3.      Keeping a healthy family takes diligence. Bob shared that during a campfire talk one night. Just like keeping a garden, raising a family takes diligence. Satan is out to destroy the family. He sends pests, weeds, and animals to break the family apart. We need to diligently protect our family from those outside forces that threaten to pluck our children up before they are mature enough to protect themselves. We need to fertilize our family with plenty of honor and grace, encouragement and discipline to promote growth and intimacy. We remain vigilant to any signs that little unseen pests like disappointment, discouragement, or fear are eating away at any family member. And, we come to their aid with love, support, and encouragement. We also keep the weeds of over-busyness from growing in our garden, keeping the garden clear and open so our family can enjoy the nutrients found in the soil of a simple, loving family. What a wonderfully rich analogy, Bob. Thank you.

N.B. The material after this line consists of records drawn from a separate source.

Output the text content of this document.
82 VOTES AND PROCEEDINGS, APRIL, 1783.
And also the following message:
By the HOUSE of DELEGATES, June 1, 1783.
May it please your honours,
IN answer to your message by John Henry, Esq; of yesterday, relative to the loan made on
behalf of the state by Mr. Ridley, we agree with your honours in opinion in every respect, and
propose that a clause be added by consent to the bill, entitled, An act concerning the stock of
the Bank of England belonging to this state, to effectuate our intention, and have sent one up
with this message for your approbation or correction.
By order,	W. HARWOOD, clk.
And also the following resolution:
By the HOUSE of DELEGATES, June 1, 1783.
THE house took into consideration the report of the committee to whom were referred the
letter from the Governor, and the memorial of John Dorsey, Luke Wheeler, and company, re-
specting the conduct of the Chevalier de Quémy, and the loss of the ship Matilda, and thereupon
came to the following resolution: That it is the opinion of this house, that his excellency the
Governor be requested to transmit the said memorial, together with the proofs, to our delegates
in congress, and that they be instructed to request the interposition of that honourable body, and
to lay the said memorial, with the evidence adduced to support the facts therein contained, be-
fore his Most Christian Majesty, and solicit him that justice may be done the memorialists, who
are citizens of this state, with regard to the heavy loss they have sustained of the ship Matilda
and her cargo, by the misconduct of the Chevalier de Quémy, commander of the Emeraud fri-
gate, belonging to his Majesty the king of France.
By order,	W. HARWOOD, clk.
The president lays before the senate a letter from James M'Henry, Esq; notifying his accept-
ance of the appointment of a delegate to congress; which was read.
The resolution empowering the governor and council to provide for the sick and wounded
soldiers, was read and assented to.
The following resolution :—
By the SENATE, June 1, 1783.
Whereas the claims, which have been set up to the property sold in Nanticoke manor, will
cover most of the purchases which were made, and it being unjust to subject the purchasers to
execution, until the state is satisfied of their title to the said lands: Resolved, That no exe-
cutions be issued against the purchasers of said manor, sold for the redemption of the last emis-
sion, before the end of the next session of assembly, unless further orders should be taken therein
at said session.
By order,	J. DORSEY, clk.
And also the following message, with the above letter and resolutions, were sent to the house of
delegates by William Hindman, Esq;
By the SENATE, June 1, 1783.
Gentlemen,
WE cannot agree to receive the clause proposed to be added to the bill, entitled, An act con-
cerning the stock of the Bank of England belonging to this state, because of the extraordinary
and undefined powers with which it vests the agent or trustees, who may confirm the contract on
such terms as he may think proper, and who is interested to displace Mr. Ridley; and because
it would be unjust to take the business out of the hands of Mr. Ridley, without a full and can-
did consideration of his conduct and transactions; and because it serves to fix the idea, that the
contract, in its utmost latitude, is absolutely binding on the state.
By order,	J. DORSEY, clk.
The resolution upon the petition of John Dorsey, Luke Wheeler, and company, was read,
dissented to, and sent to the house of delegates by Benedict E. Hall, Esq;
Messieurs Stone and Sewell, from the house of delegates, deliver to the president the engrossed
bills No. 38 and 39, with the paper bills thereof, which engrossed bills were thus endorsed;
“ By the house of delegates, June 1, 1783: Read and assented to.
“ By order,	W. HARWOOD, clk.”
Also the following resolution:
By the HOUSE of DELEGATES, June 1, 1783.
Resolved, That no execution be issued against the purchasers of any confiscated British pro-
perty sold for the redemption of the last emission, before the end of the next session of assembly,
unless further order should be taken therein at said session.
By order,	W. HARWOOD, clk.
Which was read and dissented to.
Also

4.      We build our family through celebration. One of the things I love about Family Camp is the celebration…the times of worship celebration and the times of playful family celebration during free time. This year Greg led the worship with Cameron on guitar and Hanna on piano. They did a wonderful job…I could see the joy of worship in their faces. I really love to see the small children praising God with total abandon—singing, dancing, and enjoying the celebration of worship. It makes me smile and reminds of David dancing before God as he brought the Ark of the Covenant back to Jerusalem. Thank you for those times of worship and celebration. They draw us closer to God and to one another.
 
There are so many people and experiences that make Family Camp so much fun. I just wanted to mention these 4 simple things that added to what I learned about family this weekend at Family Camp. Thanks to each and every one of you. I pray your family was blessed through your experience at camp this year and will taste the fruit of this experience for weeks to come.